In this case, we have been told by the Portfolio Committee that stocks pertaining to number plates are not accounted for and that is only one of the issues. Madam Speaker, we are also told that this Parliament must provide, in Subsection 4 of Section 308, and I quote, ‘the speedy detection of breeches of subsections 2 and 3, that is the misappropriation of funds or the misappropriation of property and the disciplining and punishment of persons responsible for any such breaches and where appropriate, the recovery of misappropriated funds or property’.
In that light, Madam Speaker, I want to recommend that for once, in resolving, and I hope we will adopt this report, that we go further and actually execute what is said in the Constitution. There must be prosecutions of these people who pilfered funds. Our duty, as Parliament, is to ensure that our Constitution is upheld. We have a Prosecutor General who is established in terms of Chapter 13 and in Section 259 the Prosecutor General is empowered to direct the Commissioner General of the Police to investigate any suspected crime.
In winding up the motion of this report, I want to propose that we go even further. It is clear that there is money missing here. I want to propose that the House resolves that the Prosecutor General is recommended to exercise their powers in terms of Section 259 and have the Commissioner General to specifically investigate the commission of criminal offenses regarding the various amounts that had been lost in one way or the other. I also want to propose that in terms of Section 308 (4) that this Parliament is enjoined to also provide mechanisms of not only prosecuting and stopping this, but also recover monies.
The report read by Hon. Mpariwa tells us that an amount of possibly US$1.9 million was spent in making telephones for the Ministry and that only when safeguards were put in place, the amount dropped to US$649 thousand. Madam Speaker, I want to propose that this House uses its power to also recommend that monies that were expended making telephone calls, which I assume using Tel One lines, are recovered and specifically, that the Ministry is recommended to get print-outs from Tel One that indicate the numbers that were telephoned and for there to be a forensic owning up of the numbers and whoever it is who would have telephoned on private business would be made to recover that money.

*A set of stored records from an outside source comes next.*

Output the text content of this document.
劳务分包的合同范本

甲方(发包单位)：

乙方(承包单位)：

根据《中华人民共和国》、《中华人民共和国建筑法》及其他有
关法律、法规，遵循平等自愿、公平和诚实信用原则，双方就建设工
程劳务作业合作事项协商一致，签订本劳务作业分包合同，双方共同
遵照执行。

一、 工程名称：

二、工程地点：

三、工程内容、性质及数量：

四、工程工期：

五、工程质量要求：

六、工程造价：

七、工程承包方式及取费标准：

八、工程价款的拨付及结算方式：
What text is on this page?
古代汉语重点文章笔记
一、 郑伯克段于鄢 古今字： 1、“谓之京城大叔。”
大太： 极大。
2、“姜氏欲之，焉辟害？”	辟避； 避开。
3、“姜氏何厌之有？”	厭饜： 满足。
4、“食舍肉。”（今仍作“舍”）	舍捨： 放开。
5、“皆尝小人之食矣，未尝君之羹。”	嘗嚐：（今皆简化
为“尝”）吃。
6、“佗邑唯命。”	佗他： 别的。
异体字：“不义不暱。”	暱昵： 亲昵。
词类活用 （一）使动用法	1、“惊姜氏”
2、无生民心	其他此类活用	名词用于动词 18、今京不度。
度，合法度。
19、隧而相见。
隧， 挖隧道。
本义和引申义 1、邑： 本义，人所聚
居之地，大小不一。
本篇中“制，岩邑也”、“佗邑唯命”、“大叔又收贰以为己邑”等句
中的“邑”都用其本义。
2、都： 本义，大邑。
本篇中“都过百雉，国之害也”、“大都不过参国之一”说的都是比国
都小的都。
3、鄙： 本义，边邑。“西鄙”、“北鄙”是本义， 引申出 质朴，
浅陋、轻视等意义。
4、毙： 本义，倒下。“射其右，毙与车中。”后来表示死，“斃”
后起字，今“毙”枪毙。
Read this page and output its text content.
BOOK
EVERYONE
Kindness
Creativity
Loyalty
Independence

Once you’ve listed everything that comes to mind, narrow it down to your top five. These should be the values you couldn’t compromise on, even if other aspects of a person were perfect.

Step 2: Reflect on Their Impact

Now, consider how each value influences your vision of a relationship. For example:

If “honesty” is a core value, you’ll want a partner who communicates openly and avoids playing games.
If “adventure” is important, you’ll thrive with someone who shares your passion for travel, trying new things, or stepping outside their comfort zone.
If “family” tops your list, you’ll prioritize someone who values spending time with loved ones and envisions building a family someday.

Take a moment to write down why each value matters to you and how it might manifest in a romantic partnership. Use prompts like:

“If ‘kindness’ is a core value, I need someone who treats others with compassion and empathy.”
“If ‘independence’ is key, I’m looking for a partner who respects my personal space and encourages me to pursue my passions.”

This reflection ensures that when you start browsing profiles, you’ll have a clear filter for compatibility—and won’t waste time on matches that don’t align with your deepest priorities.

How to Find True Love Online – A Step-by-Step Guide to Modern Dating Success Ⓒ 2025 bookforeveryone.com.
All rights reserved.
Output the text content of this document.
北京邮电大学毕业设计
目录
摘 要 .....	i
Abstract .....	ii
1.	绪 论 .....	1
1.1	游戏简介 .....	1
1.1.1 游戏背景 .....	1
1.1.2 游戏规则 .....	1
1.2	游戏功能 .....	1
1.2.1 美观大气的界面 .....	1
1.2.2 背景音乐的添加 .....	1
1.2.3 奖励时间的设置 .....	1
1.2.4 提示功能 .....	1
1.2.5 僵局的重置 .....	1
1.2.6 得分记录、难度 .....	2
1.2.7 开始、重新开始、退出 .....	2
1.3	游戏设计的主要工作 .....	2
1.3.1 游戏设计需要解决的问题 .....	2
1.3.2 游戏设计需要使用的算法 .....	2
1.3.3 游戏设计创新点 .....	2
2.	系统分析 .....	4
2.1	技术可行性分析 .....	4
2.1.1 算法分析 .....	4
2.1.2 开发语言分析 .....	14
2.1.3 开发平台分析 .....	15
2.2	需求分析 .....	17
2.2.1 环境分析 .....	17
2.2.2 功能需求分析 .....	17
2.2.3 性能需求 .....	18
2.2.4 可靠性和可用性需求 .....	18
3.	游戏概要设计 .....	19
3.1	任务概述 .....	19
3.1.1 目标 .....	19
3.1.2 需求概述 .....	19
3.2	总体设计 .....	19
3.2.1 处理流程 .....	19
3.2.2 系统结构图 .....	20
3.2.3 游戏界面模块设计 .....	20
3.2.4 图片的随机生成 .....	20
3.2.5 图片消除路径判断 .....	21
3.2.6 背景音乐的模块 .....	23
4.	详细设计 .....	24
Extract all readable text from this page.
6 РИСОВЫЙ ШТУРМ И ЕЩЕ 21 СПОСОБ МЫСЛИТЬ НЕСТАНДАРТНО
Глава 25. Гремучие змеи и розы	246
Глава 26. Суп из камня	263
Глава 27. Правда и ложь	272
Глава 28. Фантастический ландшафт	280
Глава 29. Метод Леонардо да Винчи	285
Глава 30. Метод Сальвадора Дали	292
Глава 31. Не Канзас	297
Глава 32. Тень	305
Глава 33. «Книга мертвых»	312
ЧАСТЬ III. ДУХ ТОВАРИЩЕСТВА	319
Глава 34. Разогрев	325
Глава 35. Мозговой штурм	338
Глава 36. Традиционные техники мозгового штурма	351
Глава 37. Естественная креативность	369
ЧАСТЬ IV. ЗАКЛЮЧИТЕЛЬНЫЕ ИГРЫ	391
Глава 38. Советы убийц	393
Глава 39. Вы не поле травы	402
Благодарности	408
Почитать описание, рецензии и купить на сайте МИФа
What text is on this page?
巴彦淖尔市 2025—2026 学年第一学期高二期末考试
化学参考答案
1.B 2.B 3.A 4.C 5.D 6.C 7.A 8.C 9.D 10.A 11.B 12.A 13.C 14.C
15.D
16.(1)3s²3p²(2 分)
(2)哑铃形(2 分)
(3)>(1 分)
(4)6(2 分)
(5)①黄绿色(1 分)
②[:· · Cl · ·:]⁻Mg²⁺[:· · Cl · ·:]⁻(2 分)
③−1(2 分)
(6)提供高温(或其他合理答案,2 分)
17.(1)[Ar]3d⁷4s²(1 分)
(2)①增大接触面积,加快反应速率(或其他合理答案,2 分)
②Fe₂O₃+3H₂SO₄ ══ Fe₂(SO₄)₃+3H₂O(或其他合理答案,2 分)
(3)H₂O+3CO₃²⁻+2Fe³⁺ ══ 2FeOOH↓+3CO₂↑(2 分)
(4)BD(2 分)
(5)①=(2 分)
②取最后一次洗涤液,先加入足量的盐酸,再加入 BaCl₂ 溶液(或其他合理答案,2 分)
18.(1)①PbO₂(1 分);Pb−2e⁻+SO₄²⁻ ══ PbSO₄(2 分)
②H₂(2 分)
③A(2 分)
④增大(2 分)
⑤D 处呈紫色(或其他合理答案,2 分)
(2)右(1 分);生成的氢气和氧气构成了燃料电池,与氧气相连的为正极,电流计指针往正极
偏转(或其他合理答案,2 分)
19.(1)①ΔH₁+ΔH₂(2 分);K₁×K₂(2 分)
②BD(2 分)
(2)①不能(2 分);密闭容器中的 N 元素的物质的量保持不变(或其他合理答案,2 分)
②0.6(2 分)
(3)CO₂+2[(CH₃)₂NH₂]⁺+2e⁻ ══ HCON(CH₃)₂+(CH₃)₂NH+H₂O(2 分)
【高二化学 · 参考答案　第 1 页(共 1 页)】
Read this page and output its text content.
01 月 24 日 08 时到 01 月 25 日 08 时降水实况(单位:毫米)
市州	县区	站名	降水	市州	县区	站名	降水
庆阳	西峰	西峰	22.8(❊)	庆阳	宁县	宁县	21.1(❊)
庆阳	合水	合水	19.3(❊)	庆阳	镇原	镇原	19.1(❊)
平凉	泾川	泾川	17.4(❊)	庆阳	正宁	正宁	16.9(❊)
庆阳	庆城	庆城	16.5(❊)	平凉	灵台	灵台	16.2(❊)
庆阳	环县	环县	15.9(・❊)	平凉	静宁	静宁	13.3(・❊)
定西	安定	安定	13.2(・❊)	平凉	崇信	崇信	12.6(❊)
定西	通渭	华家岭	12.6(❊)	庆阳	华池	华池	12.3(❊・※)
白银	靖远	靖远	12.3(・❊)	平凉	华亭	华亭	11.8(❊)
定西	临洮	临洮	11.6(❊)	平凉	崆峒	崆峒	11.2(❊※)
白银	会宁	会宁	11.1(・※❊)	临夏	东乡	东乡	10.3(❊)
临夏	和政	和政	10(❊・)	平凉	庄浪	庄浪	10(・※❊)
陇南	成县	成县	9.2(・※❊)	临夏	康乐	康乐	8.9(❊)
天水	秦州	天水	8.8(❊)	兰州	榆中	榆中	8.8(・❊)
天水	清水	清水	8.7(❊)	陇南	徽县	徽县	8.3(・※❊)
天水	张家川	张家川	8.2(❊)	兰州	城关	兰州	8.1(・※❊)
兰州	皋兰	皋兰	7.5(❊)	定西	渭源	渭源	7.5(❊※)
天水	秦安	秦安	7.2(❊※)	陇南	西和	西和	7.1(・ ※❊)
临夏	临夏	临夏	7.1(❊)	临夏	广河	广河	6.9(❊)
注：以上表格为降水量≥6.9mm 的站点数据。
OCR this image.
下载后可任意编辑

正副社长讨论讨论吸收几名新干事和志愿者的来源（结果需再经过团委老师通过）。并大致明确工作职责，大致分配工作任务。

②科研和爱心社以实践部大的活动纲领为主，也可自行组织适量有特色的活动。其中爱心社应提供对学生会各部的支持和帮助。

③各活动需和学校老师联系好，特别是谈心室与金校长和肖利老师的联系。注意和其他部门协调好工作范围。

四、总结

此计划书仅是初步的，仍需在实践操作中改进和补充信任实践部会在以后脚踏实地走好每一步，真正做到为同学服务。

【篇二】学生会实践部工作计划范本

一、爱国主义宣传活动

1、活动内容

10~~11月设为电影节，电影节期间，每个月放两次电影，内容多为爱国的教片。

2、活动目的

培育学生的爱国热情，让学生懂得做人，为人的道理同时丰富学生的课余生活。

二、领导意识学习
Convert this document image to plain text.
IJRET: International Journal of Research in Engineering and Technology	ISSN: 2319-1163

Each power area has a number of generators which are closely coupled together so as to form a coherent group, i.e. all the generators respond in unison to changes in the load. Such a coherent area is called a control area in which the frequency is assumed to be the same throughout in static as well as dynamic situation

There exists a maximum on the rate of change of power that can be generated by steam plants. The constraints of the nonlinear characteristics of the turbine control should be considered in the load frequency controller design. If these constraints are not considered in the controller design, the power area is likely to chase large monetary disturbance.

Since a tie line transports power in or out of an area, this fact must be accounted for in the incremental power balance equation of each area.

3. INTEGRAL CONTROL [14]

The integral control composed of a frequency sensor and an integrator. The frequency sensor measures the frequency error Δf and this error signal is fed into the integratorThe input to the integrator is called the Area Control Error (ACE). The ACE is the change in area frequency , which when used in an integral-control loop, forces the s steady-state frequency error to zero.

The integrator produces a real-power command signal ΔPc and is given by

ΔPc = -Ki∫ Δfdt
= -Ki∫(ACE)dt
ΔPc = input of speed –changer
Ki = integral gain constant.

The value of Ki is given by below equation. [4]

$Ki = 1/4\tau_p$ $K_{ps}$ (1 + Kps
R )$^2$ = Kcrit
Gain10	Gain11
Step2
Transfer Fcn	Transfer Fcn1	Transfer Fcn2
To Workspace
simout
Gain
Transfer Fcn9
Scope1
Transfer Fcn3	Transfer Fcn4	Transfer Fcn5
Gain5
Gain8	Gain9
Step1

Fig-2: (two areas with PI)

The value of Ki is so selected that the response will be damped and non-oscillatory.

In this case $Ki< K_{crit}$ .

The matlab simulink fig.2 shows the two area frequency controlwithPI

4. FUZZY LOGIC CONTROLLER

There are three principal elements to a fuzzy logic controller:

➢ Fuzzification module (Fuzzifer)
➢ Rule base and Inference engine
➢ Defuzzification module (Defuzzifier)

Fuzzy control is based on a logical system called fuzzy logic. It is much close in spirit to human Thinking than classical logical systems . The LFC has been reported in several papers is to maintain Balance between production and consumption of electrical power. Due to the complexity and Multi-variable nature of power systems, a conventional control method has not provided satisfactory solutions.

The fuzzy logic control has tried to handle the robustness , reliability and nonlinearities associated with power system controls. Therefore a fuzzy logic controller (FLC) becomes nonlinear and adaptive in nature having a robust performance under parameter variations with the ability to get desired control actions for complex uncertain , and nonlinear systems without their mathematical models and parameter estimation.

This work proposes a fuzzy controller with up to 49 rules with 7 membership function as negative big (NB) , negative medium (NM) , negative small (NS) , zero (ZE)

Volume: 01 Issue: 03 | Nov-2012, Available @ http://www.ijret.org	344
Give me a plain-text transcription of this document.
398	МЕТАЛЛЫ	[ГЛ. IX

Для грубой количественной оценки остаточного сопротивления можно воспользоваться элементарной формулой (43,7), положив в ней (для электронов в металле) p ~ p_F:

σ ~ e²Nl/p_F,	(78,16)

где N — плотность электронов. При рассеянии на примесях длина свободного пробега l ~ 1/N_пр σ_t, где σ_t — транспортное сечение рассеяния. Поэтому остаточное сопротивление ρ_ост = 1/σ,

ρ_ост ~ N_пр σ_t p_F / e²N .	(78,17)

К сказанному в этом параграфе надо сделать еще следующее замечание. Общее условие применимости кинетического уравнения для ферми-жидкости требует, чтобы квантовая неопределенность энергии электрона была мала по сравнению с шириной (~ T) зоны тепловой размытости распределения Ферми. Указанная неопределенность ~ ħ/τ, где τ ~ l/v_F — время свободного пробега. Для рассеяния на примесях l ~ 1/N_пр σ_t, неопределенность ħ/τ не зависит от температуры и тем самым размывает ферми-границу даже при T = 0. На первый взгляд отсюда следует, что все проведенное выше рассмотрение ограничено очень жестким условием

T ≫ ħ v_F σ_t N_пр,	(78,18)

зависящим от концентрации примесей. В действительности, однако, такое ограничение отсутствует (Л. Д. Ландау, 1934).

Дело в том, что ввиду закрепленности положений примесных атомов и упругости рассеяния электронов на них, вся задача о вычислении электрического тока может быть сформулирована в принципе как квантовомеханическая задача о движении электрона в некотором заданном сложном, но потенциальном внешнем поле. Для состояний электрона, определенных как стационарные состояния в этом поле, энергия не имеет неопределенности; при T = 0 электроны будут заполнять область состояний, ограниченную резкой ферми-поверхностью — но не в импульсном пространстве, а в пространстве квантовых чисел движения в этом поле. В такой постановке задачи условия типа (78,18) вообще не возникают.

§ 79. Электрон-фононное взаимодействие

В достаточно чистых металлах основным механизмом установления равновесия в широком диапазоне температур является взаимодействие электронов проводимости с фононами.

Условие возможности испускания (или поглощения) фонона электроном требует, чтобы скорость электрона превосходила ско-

I also have a word for the Attorney General’s office as well. We are told that the contract that pertains to the collection of monies from ZINARA for the Limpopo bridge was done in a manner that did not have a contract that was drafted. Madam Speaker, we have a whole Ministry that has legal expertise and the Attorney General’s office which is, in terms of the Constitution, enjoined to give Government legal advice. I want to propose and recommend that the Committee also ensures that there is improvement in the way that legal relationships are entered with the Government. That the Attorney General’s Office takes a more proactive and a more responsible role, as far as going over and drafting contracts, to ensure that we do not have such large amounts of money and such valuable contracts being conducted in a manner that is totally unknown.